For Gardner, intelligence comprises abilities that are rooted in human biology and psychology. It is, therefore, important to understand that when we talk about intelligence in AI, it is quite different from – and sometimes have little to do with – human intelligence.
Rather than focusing on a single definition, it is perhaps more useful to categorise AI into four different buckets based on its ability to think and act. The ability to think and act can be further broken down into human-like thinking, human-like acting, rational thinking, and rational acting. This implies that there is a discernible difference between human and rational processes. Before we get into the difference between human and rational processes, let us first look at the four categories or four ways of looking at AI.
Let us begin with the category ‘human-like thinking’. When a computer thinks like a human, it performs tasks that typically require aspects of human intelligence (as opposed to following mechanical procedures). For example, a computer that can think like a human should be able to drive a car, considering the fact that driving a car is a lot more than simply following traffic rules; it is also about intuitively understanding what is happening on the road and being able to understand how other drivers are behaving, all of which are key characteristics of human intelligence.

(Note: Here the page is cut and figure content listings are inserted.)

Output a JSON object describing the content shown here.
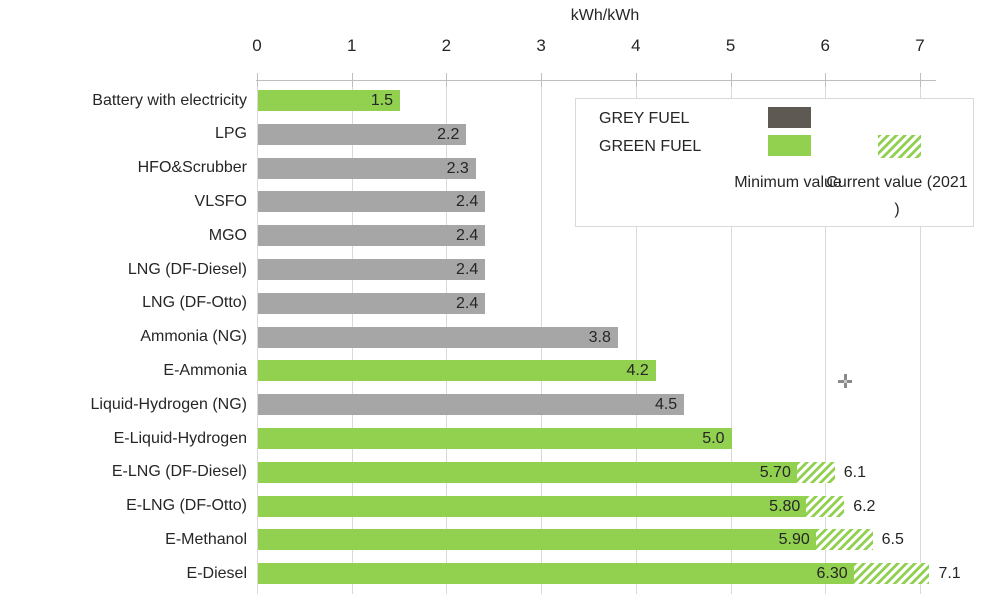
{
  "chart_data": {
    "type": "bar",
    "orientation": "horizontal",
    "axis_title": "kWh/kWh",
    "x_axis": {
      "min": 0,
      "max": 7,
      "ticks": [
        0,
        1,
        2,
        3,
        4,
        5,
        6,
        7
      ],
      "tick_labels": [
        "0",
        "1",
        "2",
        "3",
        "4",
        "5",
        "6",
        "7"
      ],
      "position": "top",
      "gridlines": true
    },
    "rows": [
      {
        "label": "Battery with electricity",
        "fuel": "green",
        "min": 1.5,
        "min_label": "1.5"
      },
      {
        "label": "LPG",
        "fuel": "grey",
        "min": 2.2,
        "min_label": "2.2"
      },
      {
        "label": "HFO&Scrubber",
        "fuel": "grey",
        "min": 2.3,
        "min_label": "2.3"
      },
      {
        "label": "VLSFO",
        "fuel": "grey",
        "min": 2.4,
        "min_label": "2.4"
      },
      {
        "label": "MGO",
        "fuel": "grey",
        "min": 2.4,
        "min_label": "2.4"
      },
      {
        "label": "LNG (DF-Diesel)",
        "fuel": "grey",
        "min": 2.4,
        "min_label": "2.4"
      },
      {
        "label": "LNG (DF-Otto)",
        "fuel": "grey",
        "min": 2.4,
        "min_label": "2.4"
      },
      {
        "label": "Ammonia (NG)",
        "fuel": "grey",
        "min": 3.8,
        "min_label": "3.8"
      },
      {
        "label": "E-Ammonia",
        "fuel": "green",
        "min": 4.2,
        "min_label": "4.2"
      },
      {
        "label": "Liquid-Hydrogen (NG)",
        "fuel": "grey",
        "min": 4.5,
        "min_label": "4.5"
      },
      {
        "label": "E-Liquid-Hydrogen",
        "fuel": "green",
        "min": 5.0,
        "min_label": "5.0"
      },
      {
        "label": "E-LNG (DF-Diesel)",
        "fuel": "green",
        "min": 5.7,
        "min_label": "5.70",
        "current": 6.1,
        "current_label": "6.1"
      },
      {
        "label": "E-LNG (DF-Otto)",
        "fuel": "green",
        "min": 5.8,
        "min_label": "5.80",
        "current": 6.2,
        "current_label": "6.2"
      },
      {
        "label": "E-Methanol",
        "fuel": "green",
        "min": 5.9,
        "min_label": "5.90",
        "current": 6.5,
        "current_label": "6.5"
      },
      {
        "label": "E-Diesel",
        "fuel": "green",
        "min": 6.3,
        "min_label": "6.30",
        "current": 7.1,
        "current_label": "7.1"
      }
    ],
    "legend": {
      "grey_fuel_label": "GREY FUEL",
      "green_fuel_label": "GREEN FUEL",
      "minimum_column_label": "Minimum value",
      "current_column_label": "Current value (2021 )"
    },
    "colors": {
      "green_fuel": "#92d050",
      "grey_fuel": "#a6a6a6",
      "grey_fuel_legend": "#5f5953",
      "gridline": "#d9d9d9",
      "axis_line": "#bfbfbf",
      "text": "#262626"
    }
  }
}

Cognitive modelling approaches such as introspection, psychological testing, and brain imaging are used to determine whether a computer program thinks like a human or not. Once a model of human thinking is created, computer programs can be written to simulate that model. However, given the complexity, uncertainty, and the high degree of variability in human thinking, modelling it is itself a challenge, let alone accurately representing it through programming languages. This category of AI is often used in fields like psychology and neurosciences as a part of research to understand better the human brain and thought processes.
In part 2 of this series of articles on AI, we will look into human-like acting, rational thinking, and rational acting. We will also explore the difference between rational and human processes and look at a useful typology of AI.
Now put on your thinking hats and think about the following questions for a couple of minutes.
In your opinion, what does the term artificial intelligence mean to you?
How will you describe artificial intelligence to your students?
In your opinion, what would be the impact of artificial intelligence on the future of the education system?
Write down your thoughts and discuss them with your students, children and your colleagues. Listen to their views and compare them with your own. As you listen to others, note how similar or different your views are to others’.